Comparing to a parameter-free model?

I’d like to compare predictions from a few different models to predictions of a parameter-free model. In more detail:

I’m comparing various models of similarity judgments between pairs of words. So the DV is a likert scale judgment from 1 (the pair of words are not at all similar) to 7 (the pair of words are very similar). My parameter-free model is just the cosine similarity between two words’ word2vec embeddings – you can evaluate this model by just correlating the cosine with the likert scale judgments of similarity. The different models I’m fitting basically learn weights on the different dimensions of word2vec. I’d like to be able to compare out-of-sample prediction accuracy between ordinary cosine similarity and these various fitted models, and show that the fitted models predict more accurately. Previously I had been doing that through explicit cross-validation, and getting out-of-sample spearman correlations for each model. But of course, refitting the model for k folds is costly, so I’d rather avoid that. I think I might be able to use something like the Vehtari LOO procedure, but I would need the approximate out of sample predictions, rather than the LOO score that pm.loo() provides.

Is something like what I have in mind feasible with pymc3?

It might not be exactly what you’re looking for, but you could simulate “out-of-sample” data via a posterior predictive check (PPC). This gives you data simulated from the posterior predictive distribution. That is, per iteration of the PPC, you take a random draw from your unobserved stochastics, then take a random draw from the observed stochastics, creating a replica of your original data. Unsure how you compare this to your parameter-free model, perhaps you could calculate the pointwise difference from your real data, and (hopefully) this quantity will be smaller, on average, than the difference between your data and the prediction from the parameter-free model?

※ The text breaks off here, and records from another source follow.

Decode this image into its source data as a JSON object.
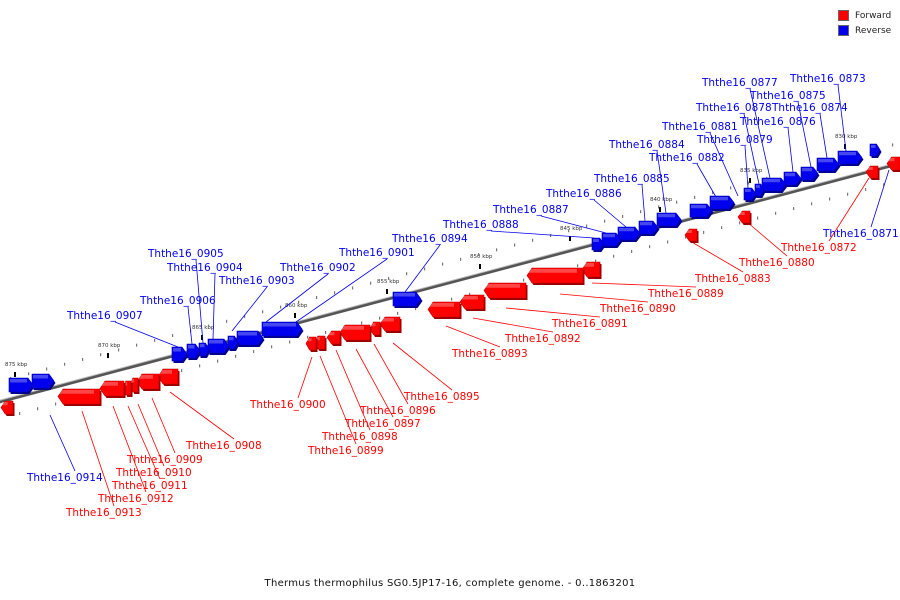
{
  "legend": {
    "forward_label": "Forward",
    "reverse_label": "Reverse",
    "forward_color": "#ff0000",
    "reverse_color": "#0000ee"
  },
  "caption": "Thermus thermophilus SG0.5JP17-16, complete genome. - 0..1863201",
  "ticks": [
    "830 kbp",
    "835 kbp",
    "840 kbp",
    "845 kbp",
    "850 kbp",
    "855 kbp",
    "860 kbp",
    "865 kbp",
    "870 kbp",
    "875 kbp"
  ],
  "genes": [
    {
      "id": "Ththe16_0871",
      "strand": "reverse"
    },
    {
      "id": "Ththe16_0872",
      "strand": "forward"
    },
    {
      "id": "Ththe16_0873",
      "strand": "reverse"
    },
    {
      "id": "Ththe16_0874",
      "strand": "reverse"
    },
    {
      "id": "Ththe16_0875",
      "strand": "reverse"
    },
    {
      "id": "Ththe16_0876",
      "strand": "reverse"
    },
    {
      "id": "Ththe16_0877",
      "strand": "reverse"
    },
    {
      "id": "Ththe16_0878",
      "strand": "reverse"
    },
    {
      "id": "Ththe16_0879",
      "strand": "reverse"
    },
    {
      "id": "Ththe16_0880",
      "strand": "forward"
    },
    {
      "id": "Ththe16_0881",
      "strand": "reverse"
    },
    {
      "id": "Ththe16_0882",
      "strand": "reverse"
    },
    {
      "id": "Ththe16_0883",
      "strand": "forward"
    },
    {
      "id": "Ththe16_0884",
      "strand": "reverse"
    },
    {
      "id": "Ththe16_0885",
      "strand": "reverse"
    },
    {
      "id": "Ththe16_0886",
      "strand": "reverse"
    },
    {
      "id": "Ththe16_0887",
      "strand": "reverse"
    },
    {
      "id": "Ththe16_0888",
      "strand": "reverse"
    },
    {
      "id": "Ththe16_0889",
      "strand": "forward"
    },
    {
      "id": "Ththe16_0890",
      "strand": "forward"
    },
    {
      "id": "Ththe16_0891",
      "strand": "forward"
    },
    {
      "id": "Ththe16_0892",
      "strand": "forward"
    },
    {
      "id": "Ththe16_0893",
      "strand": "forward"
    },
    {
      "id": "Ththe16_0894",
      "strand": "reverse"
    },
    {
      "id": "Ththe16_0895",
      "strand": "forward"
    },
    {
      "id": "Ththe16_0896",
      "strand": "forward"
    },
    {
      "id": "Ththe16_0897",
      "strand": "forward"
    },
    {
      "id": "Ththe16_0898",
      "strand": "forward"
    },
    {
      "id": "Ththe16_0899",
      "strand": "forward"
    },
    {
      "id": "Ththe16_0900",
      "strand": "forward"
    },
    {
      "id": "Ththe16_0901",
      "strand": "reverse"
    },
    {
      "id": "Ththe16_0902",
      "strand": "reverse"
    },
    {
      "id": "Ththe16_0903",
      "strand": "reverse"
    },
    {
      "id": "Ththe16_0904",
      "strand": "reverse"
    },
    {
      "id": "Ththe16_0905",
      "strand": "reverse"
    },
    {
      "id": "Ththe16_0906",
      "strand": "reverse"
    },
    {
      "id": "Ththe16_0907",
      "strand": "reverse"
    },
    {
      "id": "Ththe16_0908",
      "strand": "forward"
    },
    {
      "id": "Ththe16_0909",
      "strand": "forward"
    },
    {
      "id": "Ththe16_0910",
      "strand": "forward"
    },
    {
      "id": "Ththe16_0911",
      "strand": "forward"
    },
    {
      "id": "Ththe16_0912",
      "strand": "forward"
    },
    {
      "id": "Ththe16_0913",
      "strand": "forward"
    },
    {
      "id": "Ththe16_0914",
      "strand": "reverse"
    }
  ]
}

Hi, @sammosummo. Thanks for the reply, but if I fit the model on a dataset and just do PPC on that same dataset, it’s not out of sample. What I had been doing was PPC through cross-validation – fitting on the training set, and then doing PPC on the held out data set, and doing this for every several test-train splits. But I’d like to avoid that because (a) it requires fitting the model k times (I’ve been doing k=5), which is slow, and (b) it doesn’t use all the data to fit the model, thus hurting the relative performance against the parameter-free model.